Five rescue workers have died in the aftermath of Typhoon Noru, which made landfall in the Philippines Sunday and is predicted to gather strength again before hitting Vietnam on Tuesday.

The typhoon, known locally as Typhoon Karding, intensified rapidly from Saturday to Sunday, arriving as a super typhoon with maximum sustained winds of 240 kilometers per hour (about 150 miles per hour).

It blasted the main island of Luzon on Sunday, before weakening on Monday to maximum winds of 167 kilometers per hour (104 miles per hour) according to the US Joint Typhoon Warning Center – equivalent to a Category 2 typhoon.

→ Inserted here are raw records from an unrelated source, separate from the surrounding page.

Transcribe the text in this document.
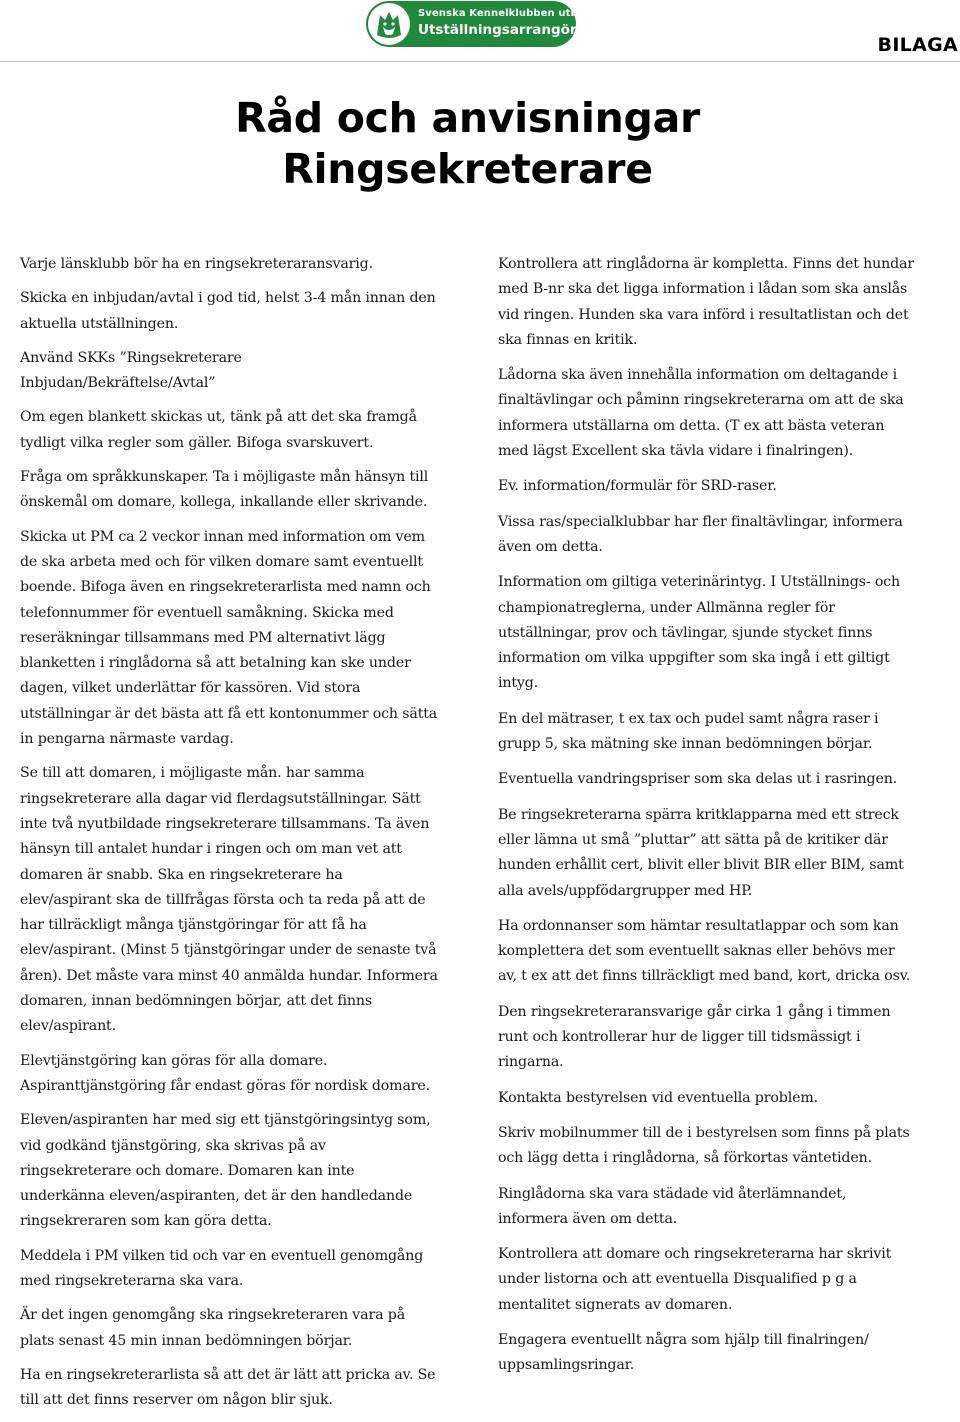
Svenska Kennelklubben utbildning
Utställningsarrangör
BILAGA
Råd och anvisningar
Ringsekreterare

Varje länsklubb bör ha en ringsekreteraransvarig.

Skicka en inbjudan/avtal i god tid, helst 3-4 mån innan den aktuella utställningen.

Använd SKKs ”Ringsekreterare Inbjudan/Bekräftelse/Avtal”

Om egen blankett skickas ut, tänk på att det ska framgå tydligt vilka regler som gäller. Bifoga svarskuvert.

Fråga om språkkunskaper. Ta i möjligaste mån hänsyn till önskemål om domare, kollega, inkallande eller skrivande.

Skicka ut PM ca 2 veckor innan med information om vem de ska arbeta med och för vilken domare samt eventuellt boende. Bifoga även en ringsekreterarlista med namn och telefonnummer för eventuell samåkning. Skicka med reseräkningar tillsammans med PM alternativt lägg blanketten i ringlådorna så att betalning kan ske under dagen, vilket underlättar för kassören. Vid stora utställningar är det bästa att få ett kontonummer och sätta in pengarna närmaste vardag.

Se till att domaren, i möjligaste mån. har samma ringsekreterare alla dagar vid flerdagsutställningar. Sätt inte två nyutbildade ringsekreterare tillsammans. Ta även hänsyn till antalet hundar i ringen och om man vet att domaren är snabb. Ska en ringsekreterare ha elev/aspirant ska de tillfrågas första och ta reda på att de har tillräckligt många tjänstgöringar för att få ha elev/aspirant. (Minst 5 tjänstgöringar under de senaste två åren). Det måste vara minst 40 anmälda hundar. Informera domaren, innan bedömningen börjar, att det finns elev/aspirant.

Elevtjänstgöring kan göras för alla domare. Aspiranttjänstgöring får endast göras för nordisk domare.

Eleven/aspiranten har med sig ett tjänstgöringsintyg som, vid godkänd tjänstgöring, ska skrivas på av ringsekreterare och domare. Domaren kan inte underkänna eleven/aspiranten, det är den handledande ringsekreraren som kan göra detta.

Meddela i PM vilken tid och var en eventuell genomgång med ringsekreterarna ska vara.

Är det ingen genomgång ska ringsekreteraren vara på plats senast 45 min innan bedömningen börjar.

Ha en ringsekreterarlista så att det är lätt att pricka av. Se till att det finns reserver om någon blir sjuk.

Kontrollera att ringlådorna är kompletta. Finns det hundar med B-nr ska det ligga information i lådan som ska anslås vid ringen. Hunden ska vara införd i resultatlistan och det ska finnas en kritik.

Lådorna ska även innehålla information om deltagande i finaltävlingar och påminn ringsekreterarna om att de ska informera utställarna om detta. (T ex att bästa veteran med lägst Excellent ska tävla vidare i finalringen).

Ev. information/formulär för SRD-raser.

Vissa ras/specialklubbar har fler finaltävlingar, informera även om detta.

Information om giltiga veterinärintyg. I Utställnings- och championatreglerna, under Allmänna regler för utställningar, prov och tävlingar, sjunde stycket finns information om vilka uppgifter som ska ingå i ett giltigt intyg.

En del mätraser, t ex tax och pudel samt några raser i grupp 5, ska mätning ske innan bedömningen börjar.

Eventuella vandringspriser som ska delas ut i rasringen.

Be ringsekreterarna spärra kritklapparna med ett streck eller lämna ut små ”pluttar” att sätta på de kritiker där hunden erhållit cert, blivit eller blivit BIR eller BIM, samt alla avels/uppfödargrupper med HP.

Ha ordonnanser som hämtar resultatlappar och som kan komplettera det som eventuellt saknas eller behövs mer av, t ex att det finns tillräckligt med band, kort, dricka osv.

Den ringsekreteraransvarige går cirka 1 gång i timmen runt och kontrollerar hur de ligger till tidsmässigt i ringarna.

Kontakta bestyrelsen vid eventuella problem.

Skriv mobilnummer till de i bestyrelsen som finns på plats och lägg detta i ringlådorna, så förkortas väntetiden.

Ringlådorna ska vara städade vid återlämnandet, informera även om detta.

Kontrollera att domare och ringsekreterarna har skrivit under listorna och att eventuella Disqualified p g a mentalitet signerats av domaren.

Engagera eventuellt några som hjälp till finalringen/ uppsamlingsringar.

The government has recovered the bodies of the five rescue workers who were killed in the country’s northern Bulacan province, according to Richard Gordon, chairman of the Philippines Red Cross.

He said landslides are expected in more rural and mountainous regions, adding to the fear of further casualties.

Photos from Luzon show residents wading through chest-level floodwater to carry their belongings from their submerged homes.

Others showed rows of tents set up in schools and gymnasiums being used as evacuation centers, where 13,600 families retreated to avoid the flooding, Gordon said. Images and video from the island show destroyed houses and debris littering the road.

So far, the Red Cross has mobilized 2,000 volunteers in the affected areas to provide food and other relief supplies.

Schools and businesses were closed in Luzon on Monday, and President Ferdinand Marcos ordered supplies to be airlifted and clean-up equipment provided to most-affected communities.

“The point at which we can stand down is when the majority of evacuees are already back home,” Marcos said at a news conference with disaster management officials on Monday.

Residents carrying family pets to an evacuation center amid heavy rain in Marikina city, suburban Manila, Philippines, on September 25.

Noru is now moving away from Luzon island and is forecast to re-intensify before it makes landfall over Vietnam on Tuesday.

Luzon, which accounts for more than two-thirds of the economy and roughly half of the country’s 110 million population, started clean-up operations as floods in the capital region had started subsiding, officials said.

Marcos, who will conduct an aerial inspection later on Monday, also ordered officials to provide emergency power supply to two provinces north of the capital, Aurora and Nueva Ecija, which were left without electricity.

Multiple regions were “impacted by internet outages corresponding to power cuts after super typhoon Noru makes landfall,” according to internet connectivity monitoring service Netblocks.